You can blame the recession and failing economy for many things: rise in crime, homelessness, job cuts, but you cannot blame the economy for failing marriages and increase in divorces. After almost 14 years together and nearly 10 years of marriage, my husband and I have had every argument a married couple will ever have. We’ve had some ugly days. I mean uglier than Flava Flav’s baby picture. So not much is an issue for us. Even with financial challenges, the recession has brought us closer together, and it can do the same for you.
Take it easy when the bills come. It’s neither of your fault unless one of you has a gambling problem. You’re both doing the best you can. Don’t blame the kids for the high electric bill because they charged their cell phones overnight. The bills are here. Be thankful if you’re able to pay them. If you can’t, be thankful you have each other and invest in some candles.
Reminiscing about a former love is a no no
Let it go. Yes, your ex is rolling in wealth and has the life of a TV star, while you’re thinking of innovative ways to prepare chicken. You didn’t marry him. You married this spouse. So focus on this marriage, on this person, and enjoy eating chicken 11 days in a row.
Take time out for each other
So what you can’t afford to go out like you used to. It’s okay. Prepare a nice candlelight dinner at home and make your children dress up as waiters and serve you both. Don’t let them live in your house and not work. Even if your child is five, she can still carry a cup to the table. It’s not like she’s in a sweatshop in Taiwan making GAP jeans. Plus the children will enjoy seeing mom and dad having a good time.
Encourage each other
There’s nothing more annoying in tough times than a spouse who is nagging and negative. You don’t need to say everything you think. Tell your spouse how wonderful he or she is. Make him feel like the smartest, strongest and best husband on the planet. It will help him be easy on himself. Husbands, be easy on the wives. Don’t complain about the way she looks or dresses. Maybe if you earned more money, she would dress better, but you don’t want her to go there.
Say out loud, “Divorce is NOT an option”
Take the D-word and throw it out of your vocabulary. You are in this together. Remember when you said your vows before God, “for better or for worse,” welcome to worse. Not worst but worse. if you can’t afford to stay together, you definitely cannot afford to be apart. That’s multiplying all your bills you already don’t have money to pay by two. It’s not worth it. No storm lasts forever; neither do tough times.

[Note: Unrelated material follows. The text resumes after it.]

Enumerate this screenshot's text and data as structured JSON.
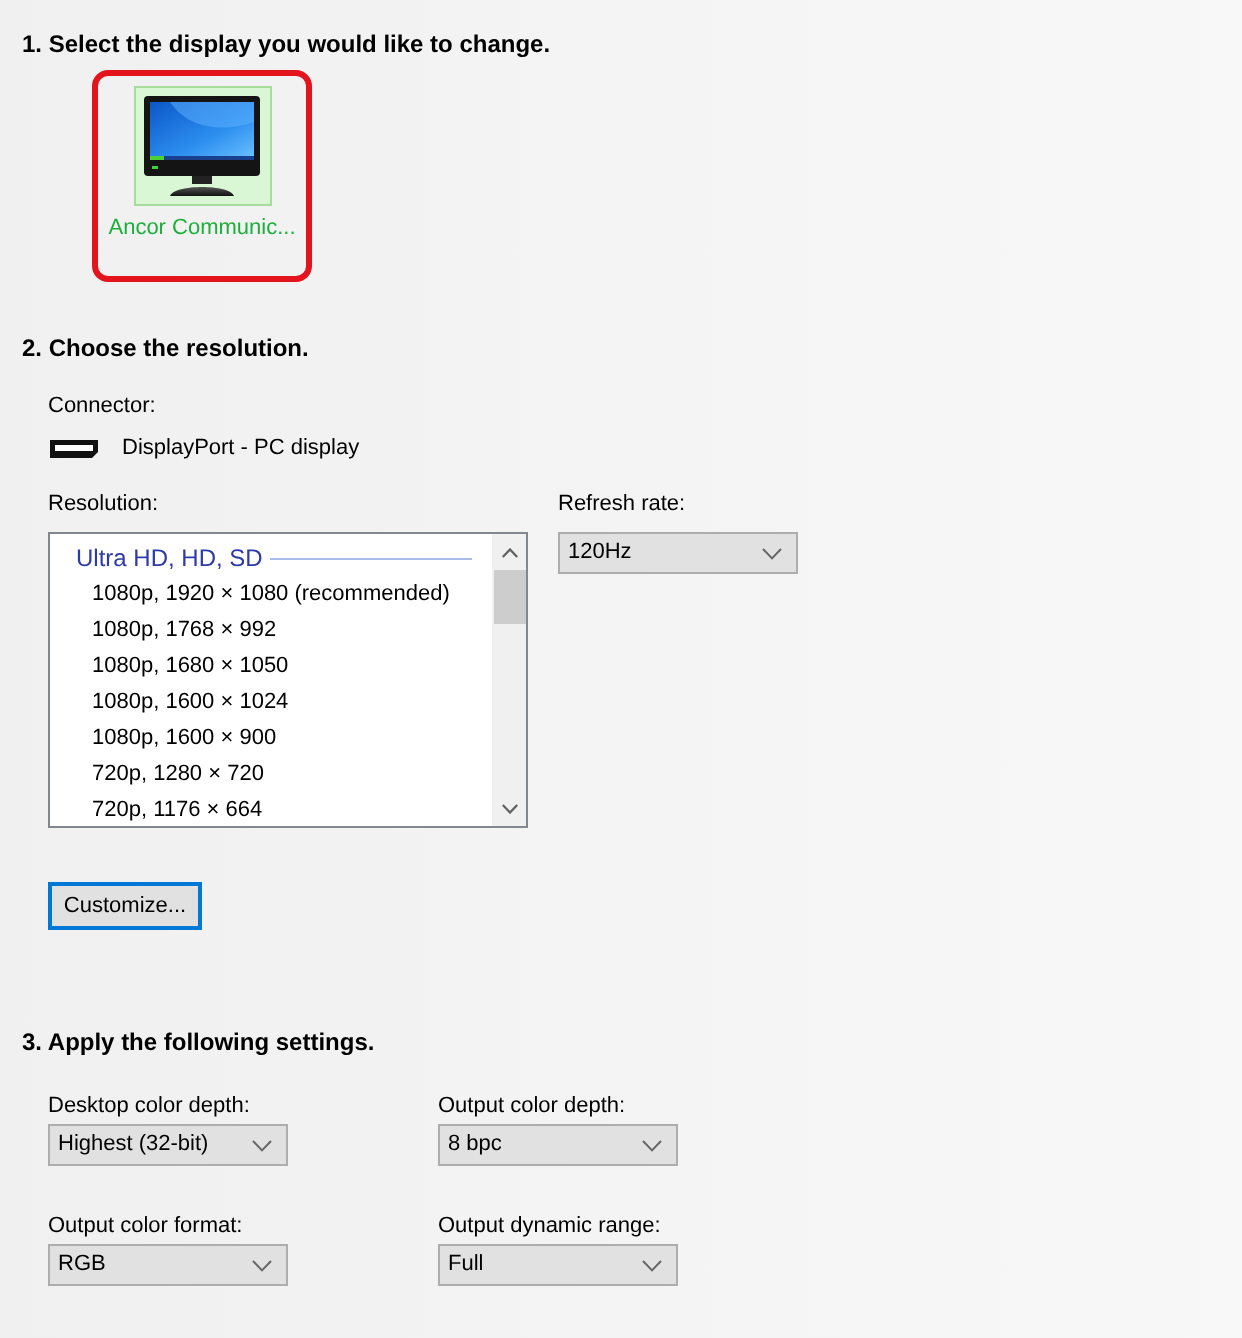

Whether your family is living on one income or no income, you can maintain a healthy marriage, even in a recession. We read all the time about wealthy people getting divorced. Money doesn’t make a marriage; two dedicated people do. I learned a long time ago that love is not a feeling. Love is a commitment. No matter how you feel, stay committed to the marriage, each other and the journey. You’ll make it. The best part, you’ll do it together.